1

My apology if somewhere I made a mistake in my language.

I want to install the Apache Livy server on a node(VM Instance) outside the Spark cluster. How can I do this so that LivyServer should point to the Spark cluster?

I have downloaded and installed livy on VM instance using

git clone https://github.com/cloudera/livy.git
cd livy
mvn clean package -DskipTests

made changes in livy/conf/livy.conf

livy.spark.master = spark://{spark-cluster-master_IP}:7077
livy.spark.deploy-mode = cluster

livy server started using command

livy/bin/livy-server start

And trying to interact using REST api of python

>>> import json, pprint, requests, textwrap
>>> host = 'http://localhost:8998'
>>> data = {'kind': 'spark'}
>>> headers = {'Content-Type': 'application/json'}
>>> r = requests.post(host + '/sessions', data=json.dumps(data), headers=headers)
>>> r.json()
{u'kind': u'spark', u'log': [], u'proxyUser': None, u'appInfo': {u'driverLogUrl': None, u'sparkUiUrl': None}, u'state': u'starting', u'appId': None, u'owner': None, u'id': 2}
>>> session_url = host + r.headers['location']
>>> r = requests.get(session_url, headers=headers)
>>> r.json()
{u'kind': u'spark', u'log': [], u'proxyUser': None, u'appInfo': {u'driverLogUrl': None, u'sparkUiUrl': None}, u'state': u'dead', u'appId': None, u'owner': None, u'id': 2}

Showing state as dead enter image description here

Log file(livy/logs/livy-umesh-server.out) not showing anything about spark session dead

livyserver:~$ cat livy/logs/livy-umesh-server.out
log4j:WARN No appenders could be found for logger (com.cloudera.livy.LivyConf).
log4j:WARN Please initialize the log4j system properly.
log4j:WARN See http://logging.apache.org/log4j/1.2/faq.html#noconfig for more info.
OneCricketeer
  • 179,855
  • 19
  • 132
  • 245
Umesh Gaikwad
  • 301
  • 3
  • 14
  • Where exactly are you stuck?
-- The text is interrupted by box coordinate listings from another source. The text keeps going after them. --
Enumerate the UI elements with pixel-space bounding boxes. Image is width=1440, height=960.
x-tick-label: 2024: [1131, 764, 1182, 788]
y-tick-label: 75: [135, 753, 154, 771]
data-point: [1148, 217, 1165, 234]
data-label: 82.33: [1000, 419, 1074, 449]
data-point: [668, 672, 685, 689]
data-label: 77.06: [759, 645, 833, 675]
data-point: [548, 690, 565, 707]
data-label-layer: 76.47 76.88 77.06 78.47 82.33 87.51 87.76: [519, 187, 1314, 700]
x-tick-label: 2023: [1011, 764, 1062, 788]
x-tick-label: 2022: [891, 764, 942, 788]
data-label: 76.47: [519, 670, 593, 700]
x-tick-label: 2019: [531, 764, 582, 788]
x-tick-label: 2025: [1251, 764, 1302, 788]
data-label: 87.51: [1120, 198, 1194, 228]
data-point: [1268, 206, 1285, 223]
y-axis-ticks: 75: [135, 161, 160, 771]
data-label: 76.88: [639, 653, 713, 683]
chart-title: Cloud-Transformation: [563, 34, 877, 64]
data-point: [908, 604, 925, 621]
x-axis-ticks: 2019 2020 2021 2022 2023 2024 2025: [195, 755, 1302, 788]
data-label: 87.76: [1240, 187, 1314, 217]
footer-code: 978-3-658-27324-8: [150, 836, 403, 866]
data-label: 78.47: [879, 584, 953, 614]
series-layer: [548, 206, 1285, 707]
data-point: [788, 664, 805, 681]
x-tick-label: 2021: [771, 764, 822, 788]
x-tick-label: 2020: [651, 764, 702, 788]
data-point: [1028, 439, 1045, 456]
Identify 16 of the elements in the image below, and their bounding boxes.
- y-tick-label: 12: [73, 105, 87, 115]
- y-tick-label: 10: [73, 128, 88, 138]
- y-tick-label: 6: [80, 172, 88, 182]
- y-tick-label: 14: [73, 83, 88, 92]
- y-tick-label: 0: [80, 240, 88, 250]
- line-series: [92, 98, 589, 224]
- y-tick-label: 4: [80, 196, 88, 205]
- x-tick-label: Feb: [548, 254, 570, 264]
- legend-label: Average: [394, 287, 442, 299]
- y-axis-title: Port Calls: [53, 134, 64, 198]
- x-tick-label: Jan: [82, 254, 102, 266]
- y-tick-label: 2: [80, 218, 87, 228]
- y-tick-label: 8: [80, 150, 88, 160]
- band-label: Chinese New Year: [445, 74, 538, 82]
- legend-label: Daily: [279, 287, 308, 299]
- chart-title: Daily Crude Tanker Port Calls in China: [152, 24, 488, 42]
Did you download Livy? Look at its configuration files? Run the startup script and get any errors? – OneCricketeer Sep 25 '19 at 04:52
  • @cricket_007 I have edited my question and mention what I did. So please have a look – Umesh Gaikwad Sep 25 '19 at 13:00
  • 1
    You're cloning the wrong project (last commit was years ago, and it moved to the Apache incubator}. You can find how to download and setup Livy here http://livy.incubator.apache.org/get-started/ – OneCricketeer Sep 25 '19 at 13:18
  • thanks @cri livy.spark.master = local livy.spark.deploy-mode = cluster – Umesh Gaikwad Sep 27 '19 at 10:41
  • thanks, @cricket_007 for you quick and kind response it's working well with ``` livy.spark.master = local livy.spark.deploy-mode = cluster ``` But I wanted to submit jobs on yarn of Google Dataproc cluster so where could I find the steps to configure livy? – Umesh Gaikwad Sep 27 '19 at 10:51
  • livy.spark.master needs to be set to your remote YARN resource manager address. – OneCricketeer Sep 27 '19 at 12:43
  • @cricket_007 thanks for the response but actually i am a little bit new to YARN. could you please tell me which address I need to set in livy.spark.master – Umesh Gaikwad Oct 01 '19 at 11:42
  • Should just be the ResourceManager host:port of the Dataproc cluster – OneCricketeer Oct 01 '19 at 14:09
  • Hello @cricket_007, I tried with `livy.spark.master = x.x.x.x:8088` but it throwing error `Master must either be yarn or start with a spark, mesos, k8s, or local` So is there any another way to set a remote YARN resource manager address? – Umesh Gaikwad Oct 03 '19 at 05:56
  • Sorry, you need to set it equal to yarn, then in the Spark conf folder, you would edit the yarn-site.xml file to point at that address. But I would verify if you can submit a regular job outside of Livy first – OneCricketeer Oct 03 '19 at 12:39
  • @umesh were you able to resolve this? – Avik Aggarwal Dec 01 '20 at 08:47
  • @OneCricketeer were you able to confirm if you can submit a regular job outside of Livy? – Avik Aggarwal Dec 01 '20 at 08:56

1 Answers1

1

To run interactive sessions with Livy you need to ensure that you have network connection between Livy and Spark Driver in both directions for the RPC calls between them. If it is your case you will see in Spark Driver logs about the problems to connect to Livy RPC server or callback timeout.

You may also want to enable more verbose logging to see the detailed behaviour of Livy.